What are collections (and iterables)?

on Monday, 20th of July, 2020

This section is heavily inspired by Dart's own codelab on the subject, it's less detailed (for beginners), but includes more methods and examples (for those looking for specific information, like Iterable.fold).

Collections are Dart objects that contain more objects, referred to as elements. For example a Map or List. An iterable collection is a collection that implements the Dart class Iterable. The most common iterables are List and Set.

A `Map` object is a collection, but not an iterable. Maps are covered in the latter part of this section, as it's often useful to _iterate_ over map properties as well.
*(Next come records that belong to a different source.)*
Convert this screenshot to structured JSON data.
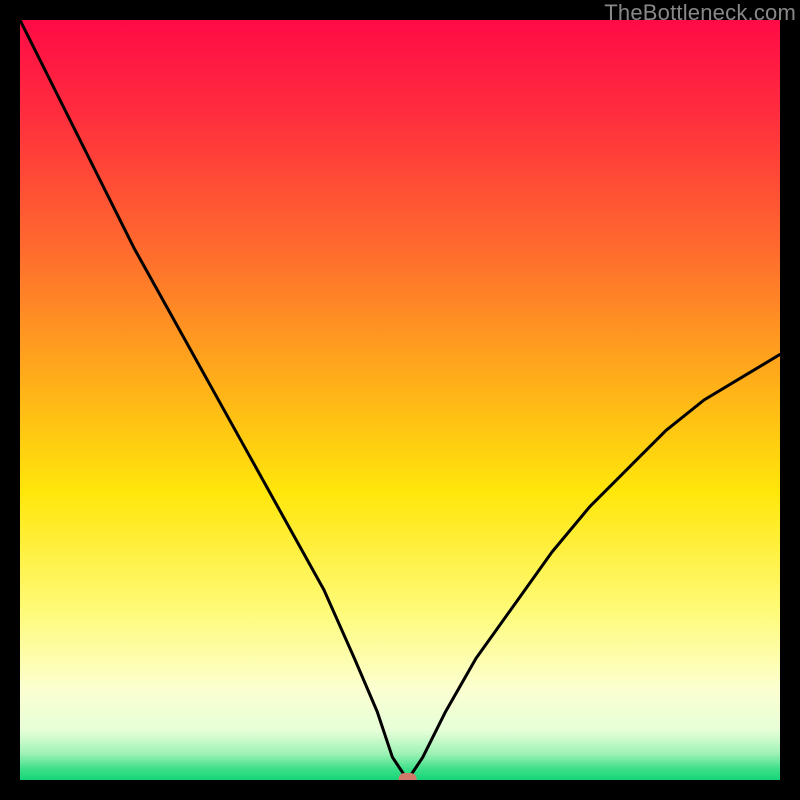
{
  "watermark": "TheBottleneck.com",
  "chart_data": {
    "type": "line",
    "title": "",
    "xlabel": "",
    "ylabel": "",
    "xlim": [
      0,
      100
    ],
    "ylim": [
      0,
      100
    ],
    "x_semantic": "component balance parameter (normalized)",
    "y_semantic": "bottleneck percentage",
    "x_annotation_guess": "GPU relative performance share (left = CPU-heavy, right = GPU-heavy)",
    "optimum_x": 51,
    "optimum_y": 0,
    "series": [
      {
        "name": "bottleneck-curve",
        "x": [
          0,
          5,
          10,
          15,
          20,
          25,
          30,
          35,
          40,
          44,
          47,
          49,
          51,
          53,
          56,
          60,
          65,
          70,
          75,
          80,
          85,
          90,
          95,
          100
        ],
        "values": [
          100,
          90,
          80,
          70,
          61,
          52,
          43,
          34,
          25,
          16,
          9,
          3,
          0,
          3,
          9,
          16,
          23,
          30,
          36,
          41,
          46,
          50,
          53,
          56
        ]
      }
    ],
    "marker": {
      "x": 51,
      "y": 0,
      "color": "#cf7a6a"
    },
    "background_gradient": {
      "stops": [
        {
          "offset": 0.0,
          "color": "#ff0b46"
        },
        {
          "offset": 0.12,
          "color": "#ff2c3e"
        },
        {
          "offset": 0.3,
          "color": "#ff6a2e"
        },
        {
          "offset": 0.48,
          "color": "#ffb019"
        },
        {
          "offset": 0.62,
          "color": "#ffe60a"
        },
        {
          "offset": 0.78,
          "color": "#fffb7a"
        },
        {
          "offset": 0.88,
          "color": "#fcffd0"
        },
        {
          "offset": 0.935,
          "color": "#e6ffd8"
        },
        {
          "offset": 0.965,
          "color": "#9ff2b6"
        },
        {
          "offset": 0.985,
          "color": "#3fe08a"
        },
        {
          "offset": 1.0,
          "color": "#15d478"
        }
      ]
    },
    "grid": false,
    "legend": false
  }
}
In a nutshell, an iterable is a collection that sequential access to its elements. In plain English, an iterable stores its elements in order, and you can find the elements within the collection by its position.

In code, that looks something like this:

Iterable<String> greeting = ['Hello', 'World'];

Bracket Notation

Using the bracket notation is the just the basic way to interact with iterables.

Iterable greeting = ['Hello', 'World']; 
void main() {
    var hello = greeting[0];
    var world = greeting[1];


Like in most languages, Dart's iterables are 0-indexed, and you can access te different elements by their index.

Along with indexing, there are a variety of methods and properties on iterables that are handy, and we'll explore throughout this section.

For most of the remainder of the section, I'll be using `List`, as its the most common iterable, but most of the knowledge could be applied to all iterables, including `Set`.